Любовь – на самом деле наркотик или, во всяком случае, шаблон зависимого поведения.
Учитывая мои врожденные трудности с формированием отношений, мне едва ли стоит удивляться тому, что я не была особенно счастлива в любви на заре моей взрослой жизни. В период моей наркотической зависимости и избавления от нее эти трудности еще больше усугубились из-за появления движения психологической и эмоциональной поддержки зависимых. Это движение выросло в восьмидесятые годы одновременно с движением анонимных алкоголиков, 12-ступенчатой программой помощи с участием членов семей алкоголиков. Движение это было основано на искаженном понимании психологии и продвигало вредные идеи, которые до сего времени остаются главенствующими в лечении и профилактике зависимости. Эти идеи признают связь между любовью и зависимостью, но связь эта, в их представлении, весьма своеобразна и не приносит ничего, кроме вреда.
Идея о созависимости (сопереживании зависимости) сама по себе, то есть идея о том, что некоторые люди очень сильно зависят от своих партнеров и пытаются уйти от решения своих проблем, стараясь решить чужие, вполне имеет право на существование. Стереотип жены алкоголика, которая постоянно его оправдывает, одновременно стараясь уговорить его бросить пить, в какой-то мере отражает реальное положение вещей. Такие люди на самом деле существуют, они часто находятся в близких отношениях с зависимыми, создающими массу проблем, и в психотерапевтическом смысле было бы, наверное, полезным разобраться, насколько контрпродуктивен такой способ «контролирующего» поведения.

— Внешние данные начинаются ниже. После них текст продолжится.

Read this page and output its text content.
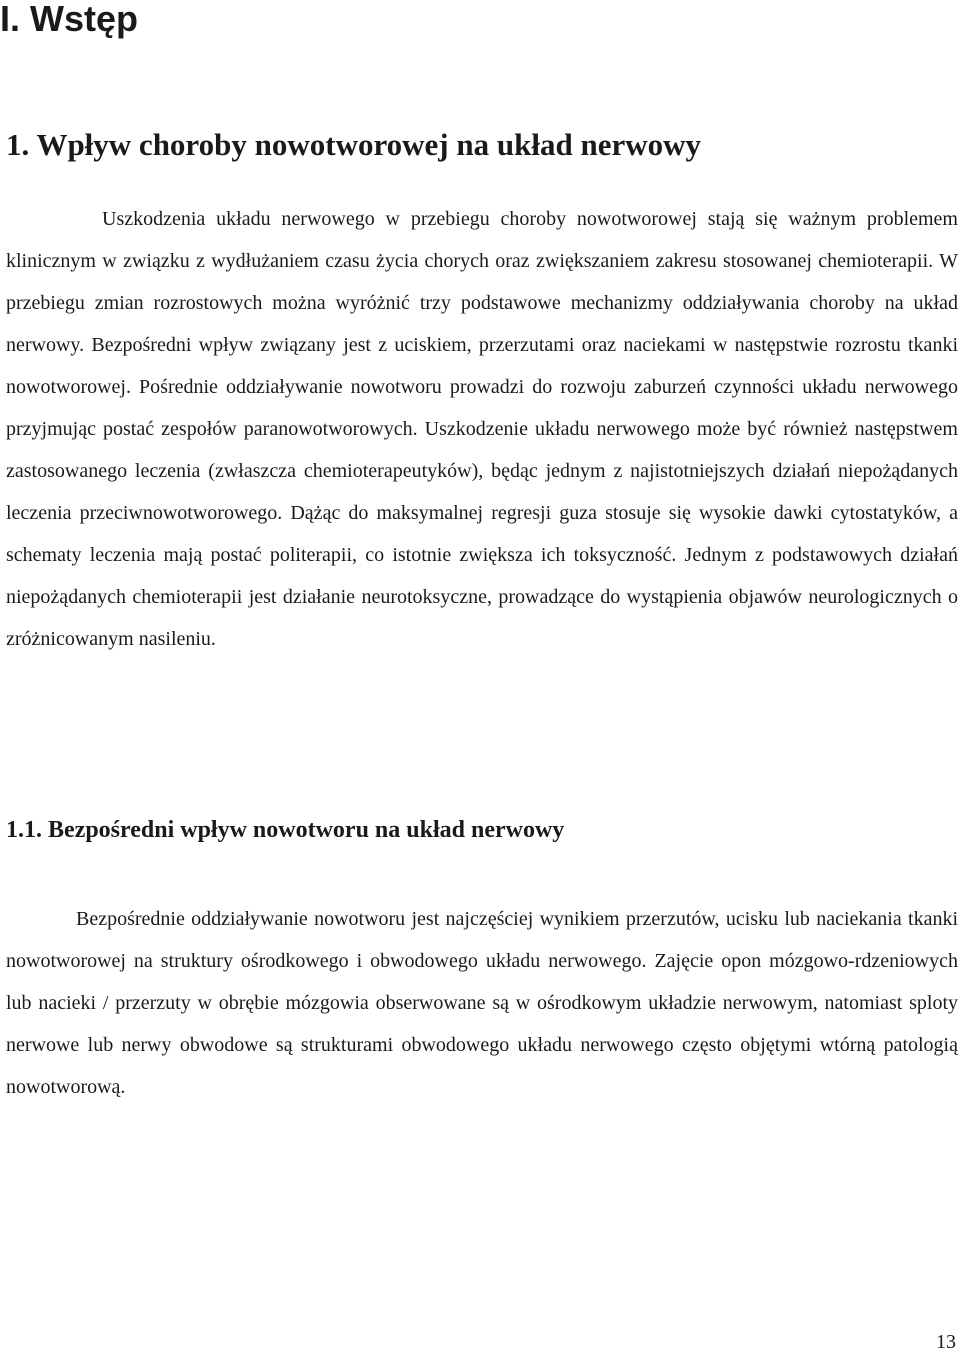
I. Wstęp
1. Wpływ choroby nowotworowej na układ nerwowy

Uszkodzenia układu nerwowego w przebiegu choroby nowotworowej stają się ważnym problemem klinicznym w związku z wydłużaniem czasu życia chorych oraz zwiększaniem zakresu stosowanej chemioterapii. W przebiegu zmian rozrostowych można wyróżnić trzy podstawowe mechanizmy oddziaływania choroby na układ nerwowy. Bezpośredni wpływ związany jest z uciskiem, przerzutami oraz naciekami w następstwie rozrostu tkanki nowotworowej. Pośrednie oddziaływanie nowotworu prowadzi do rozwoju zaburzeń czynności układu nerwowego przyjmując postać zespołów paranowotworowych. Uszkodzenie układu nerwowego może być również następstwem zastosowanego leczenia (zwłaszcza chemioterapeutyków), będąc jednym z najistotniejszych działań niepożądanych leczenia przeciwnowotworowego. Dążąc do maksymalnej regresji guza stosuje się wysokie dawki cytostatyków, a schematy leczenia mają postać politerapii, co istotnie zwiększa ich toksyczność. Jednym z podstawowych działań niepożądanych chemioterapii jest działanie neurotoksyczne, prowadzące do wystąpienia objawów neurologicznych o zróżnicowanym nasileniu.

1.1. Bezpośredni wpływ nowotworu na układ nerwowy

Bezpośrednie oddziaływanie nowotworu jest najczęściej wynikiem przerzutów, ucisku lub naciekania tkanki nowotworowej na struktury ośrodkowego i obwodowego układu nerwowego. Zajęcie opon mózgowo-rdzeniowych lub nacieki / przerzuty w obrębie mózgowia obserwowane są w ośrodkowym układzie nerwowym, natomiast sploty nerwowe lub nerwy obwodowe są strukturami obwodowego układu nerwowego często objętymi wtórną patologią nowotworową.

13
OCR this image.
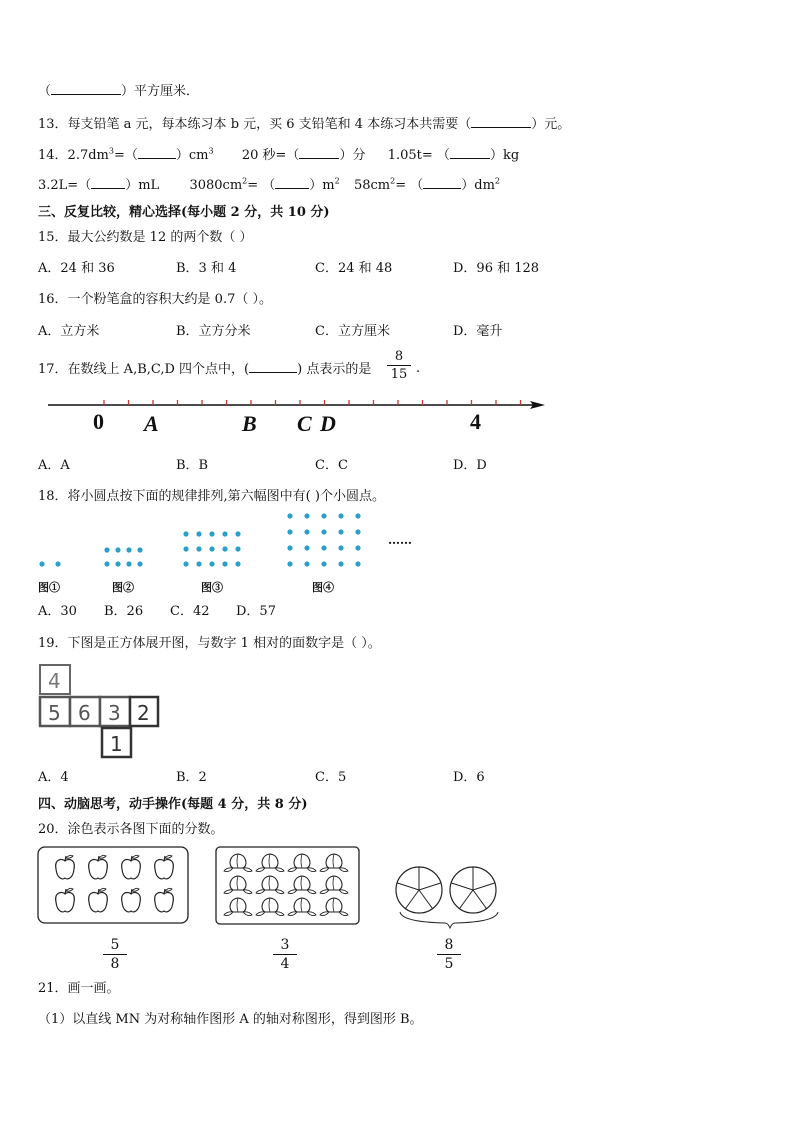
（	）平方厘米．
13．每支铅笔 a 元，每本练习本 b 元，买 6 支铅笔和 4 本练习本共需要（	）元。
14．$2.7dm^3=$（	）$cm^3$ 20 秒=（	）分 1.05t= （	）kg
3.2L=（	）mL $3080cm^2=$ （	）$m^2$ $58cm^2=$ （	）$dm^2$
三、反复比较，精心选择(每小题 2 分，共 10 分)
15．最大公约数是 12 的两个数（ ）
A．24 和 36	B．3 和 4	C．24 和 48	D．96 和 128
16．一个粉笔盒的容积大约是 0.7（ ）。
A．立方米	B．立方分米	C．立方厘米	D．毫升
17．在数线上 A,B,C,D 四个点中，(	) 点表示的是 $\frac{8}{15}$ .
0 A	B C D	4
A．A	B．B	C．C	D．D
18．将小圆点按下面的规律排列,第六幅图中有( )个小圆点。
……
图①	图②	图③	图④
A．30 B．26 C．42 D．57
19．下图是正方体展开图，与数字 1 相对的面数字是（ ）。
4
5 6 3 2
1
A．4	B．2	C．5	D．6
四、动脑思考，动手操作(每题 4 分，共 8 分)
20．涂色表示各图下面的分数。
$\frac{5}{8}$	$\frac{3}{4}$	$\frac{8}{5}$
21．画一画。
（1）以直线 MN 为对称轴作图形 A 的轴对称图形，得到图形 B。
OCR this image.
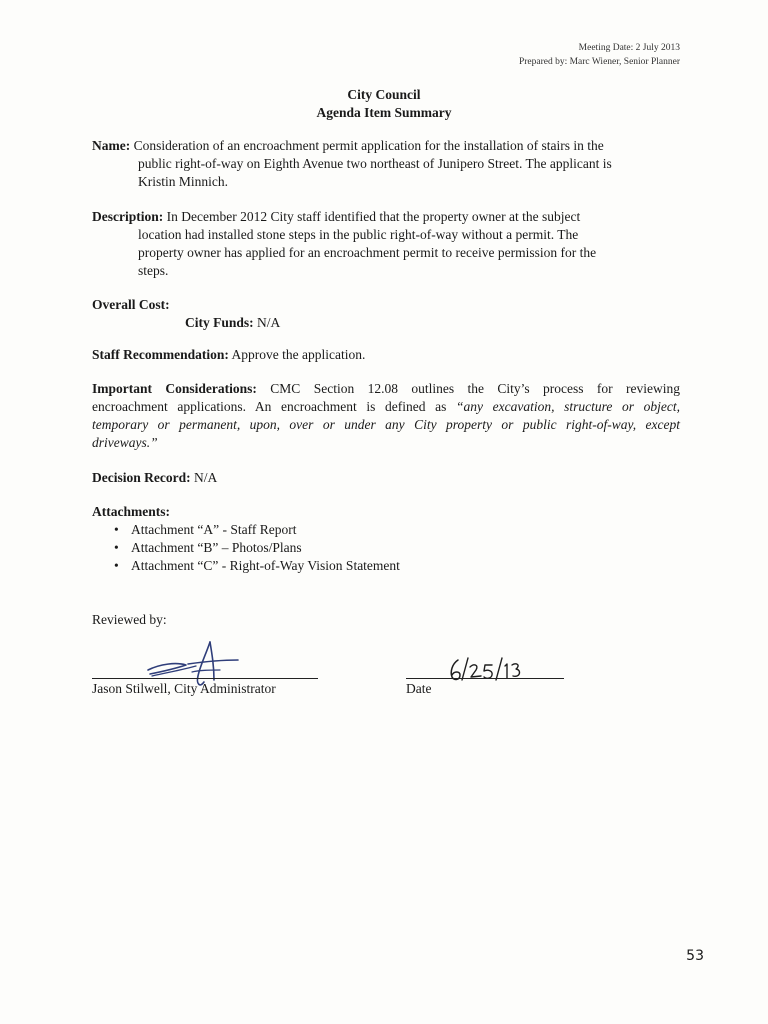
Meeting Date: 2 July 2013
Prepared by: Marc Wiener, Senior Planner
City Council
Agenda Item Summary
Name: Consideration of an encroachment permit application for the installation of stairs in the
public right-of-way on Eighth Avenue two northeast of Junipero Street. The applicant is
Kristin Minnich.
Description: In December 2012 City staff identified that the property owner at the subject
location had installed stone steps in the public right-of-way without a permit. The
property owner has applied for an encroachment permit to receive permission for the
steps.
Overall Cost:
City Funds: N/A
Staff Recommendation: Approve the application.
Important Considerations: CMC Section 12.08 outlines the City’s process for reviewing
encroachment applications. An encroachment is defined as “any excavation, structure or object,
temporary or permanent, upon, over or under any City property or public right-of-way, except
driveways.”
Decision Record: N/A
Attachments:
• Attachment “A” - Staff Report
• Attachment “B” – Photos/Plans
• Attachment “C” - Right-of-Way Vision Statement
Reviewed by:
Jason Stilwell, City Administrator	Date
53
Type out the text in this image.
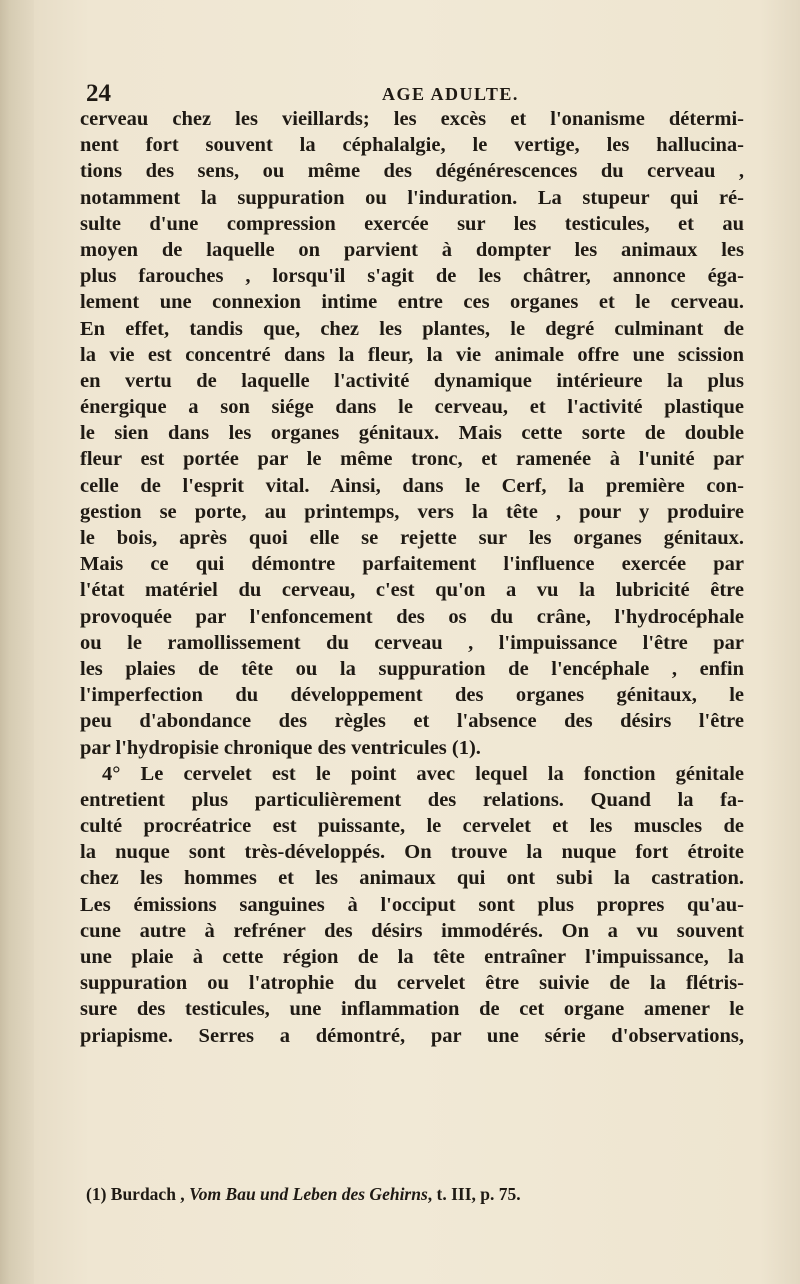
24	AGE ADULTE.
cerveau chez les vieillards; les excès et l'onanisme détermi-
nent fort souvent la céphalalgie, le vertige, les hallucina-
tions des sens, ou même des dégénérescences du cerveau ,
notamment la suppuration ou l'induration. La stupeur qui ré-
sulte d'une compression exercée sur les testicules, et au
moyen de laquelle on parvient à dompter les animaux les
plus farouches , lorsqu'il s'agit de les châtrer, annonce éga-
lement une connexion intime entre ces organes et le cerveau.
En effet, tandis que, chez les plantes, le degré culminant de
la vie est concentré dans la fleur, la vie animale offre une scission
en vertu de laquelle l'activité dynamique intérieure la plus
énergique a son siége dans le cerveau, et l'activité plastique
le sien dans les organes génitaux. Mais cette sorte de double
fleur est portée par le même tronc, et ramenée à l'unité par
celle de l'esprit vital. Ainsi, dans le Cerf, la première con-
gestion se porte, au printemps, vers la tête , pour y produire
le bois, après quoi elle se rejette sur les organes génitaux.
Mais ce qui démontre parfaitement l'influence exercée par
l'état matériel du cerveau, c'est qu'on a vu la lubricité être
provoquée par l'enfoncement des os du crâne, l'hydrocéphale
ou le ramollissement du cerveau , l'impuissance l'être par
les plaies de tête ou la suppuration de l'encéphale , enfin
l'imperfection du développement des organes génitaux, le
peu d'abondance des règles et l'absence des désirs l'être
par l'hydropisie chronique des ventricules (1).
4° Le cervelet est le point avec lequel la fonction génitale
entretient plus particulièrement des relations. Quand la fa-
culté procréatrice est puissante, le cervelet et les muscles de
la nuque sont très-développés. On trouve la nuque fort étroite
chez les hommes et les animaux qui ont subi la castration.
Les émissions sanguines à l'occiput sont plus propres qu'au-
cune autre à refréner des désirs immodérés. On a vu souvent
une plaie à cette région de la tête entraîner l'impuissance, la
suppuration ou l'atrophie du cervelet être suivie de la flétris-
sure des testicules, une inflammation de cet organe amener le
priapisme. Serres a démontré, par une série d'observations,
(1) Burdach , Vom Bau und Leben des Gehirns, t. III, p. 75.
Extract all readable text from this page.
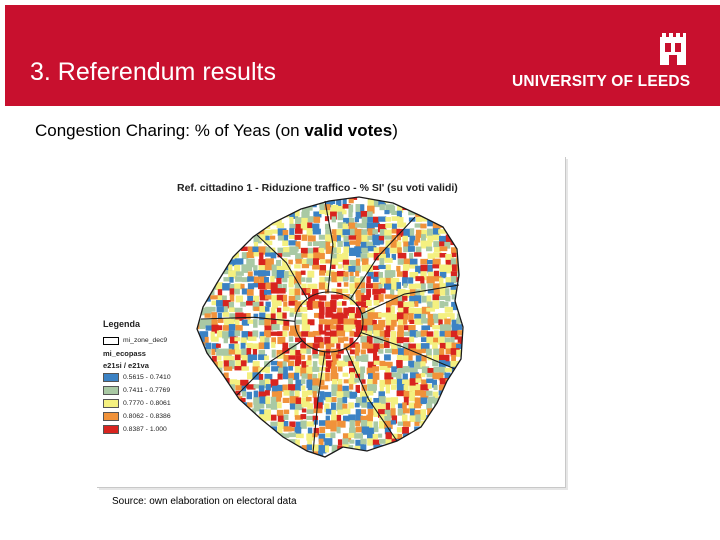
3. Referendum results	UNIVERSITY OF LEEDS
Congestion Charing: % of Yeas (on valid votes)
Ref. cittadino 1 - Riduzione traffico - % SI' (su voti validi)
Legenda
mi_zone_dec9
mi_ecopass
e21si / e21va
0.5615 - 0.7410
0.7411 - 0.7769
0.7770 - 0.8061
0.8062 - 0.8386
0.8387 - 1.000
Source: own elaboration on electoral data
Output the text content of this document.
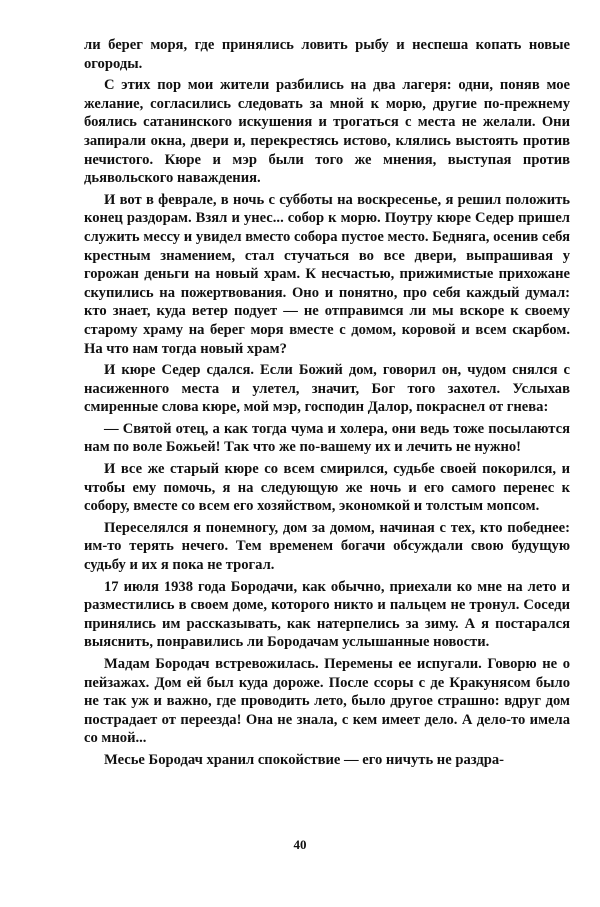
ли берег моря, где принялись ловить рыбу и неспеша копать новые огороды.

С этих пор мои жители разбились на два лагеря: одни, поняв мое желание, согласились следовать за мной к морю, другие по-прежнему боялись сатанинского искушения и трогаться с места не желали. Они запирали окна, двери и, перекрестясь истово, клялись выстоять против нечистого. Кюре и мэр были того же мнения, выступая против дьявольского наваждения.

И вот в феврале, в ночь с субботы на воскресенье, я решил положить конец раздорам. Взял и унес... собор к морю. Поутру кюре Седер пришел служить мессу и увидел вместо собора пустое место. Бедняга, осенив себя крестным знамением, стал стучаться во все двери, выпрашивая у горожан деньги на новый храм. К несчастью, прижимистые прихожане скупились на пожертвования. Оно и понятно, про себя каждый думал: кто знает, куда ветер подует — не отправимся ли мы вскоре к своему старому храму на берег моря вместе с домом, коровой и всем скарбом. На что нам тогда новый храм?

И кюре Седер сдался. Если Божий дом, говорил он, чудом снялся с насиженного места и улетел, значит, Бог того захотел. Услыхав смиренные слова кюре, мой мэр, господин Далор, покраснел от гнева:

— Святой отец, а как тогда чума и холера, они ведь тоже посылаются нам по воле Божьей! Так что же по-вашему их и лечить не нужно!

И все же старый кюре со всем смирился, судьбе своей покорился, и чтобы ему помочь, я на следующую же ночь и его самого перенес к собору, вместе со всем его хозяйством, экономкой и толстым мопсом.

Переселялся я понемногу, дом за домом, начиная с тех, кто победнее: им-то терять нечего. Тем временем богачи обсуждали свою будущую судьбу и их я пока не трогал.

17 июля 1938 года Бородачи, как обычно, приехали ко мне на лето и разместились в своем доме, которого никто и пальцем не тронул. Соседи принялись им рассказывать, как натерпелись за зиму. А я постарался выяснить, понравились ли Бородачам услышанные новости.

Мадам Бородач встревожилась. Перемены ее испугали. Говорю не о пейзажах. Дом ей был куда дороже. После ссоры с де Кракунясом было не так уж и важно, где проводить лето, было другое страшно: вдруг дом пострадает от переезда! Она не знала, с кем имеет дело. А дело-то имела со мной...

Месье Бородач хранил спокойствие — его ничуть не раздра-

40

Однако движение созависимости распространяет свои идеи очень широко, и такое распространение становится уже опасным. Если зависимость определять как болезнь, то и созависимость в той же мере можно считать болезнью. Никто, однако, до сих пор не предложил диагностические инструменты для надежного различения «патологического сопереживания» от состояния душевного здоровья. Более того, проблема «сопереживания» как «созависимости» была вскоре объединена с идеей «трудной любви», каковым понятием обозначают почти всякое заботливое поведение в отношении зависимых, каковое «поощряет» на продолжение потребления наркотических субстанций. В результате психологи-консультанты организации «Анонимные алкоголики» и ее члены стали рекомендовать отказываться от проявлений любви и от материальной поддержки. Добавьте это к индивидуалистической культуре, которая считает желание положиться на кого-то проявлением слабости, и вы получите готовый рецепт диффамации нормальной человеческой потребности и усугубления боли страдающих от зависимости людей, не говоря уже о сохранении позорного клейма наркомана. В самом деле, на пике движения «созависимости», в начале девяностых, некоторые психологи заявляли, что 94 процента всех отношений между мужчинами и женщинами являются ненормальными, о чем говорил хотя бы тот факт, что мультфильм «Взрослые дети нормальных родителей» не пользовался никакой популярностью.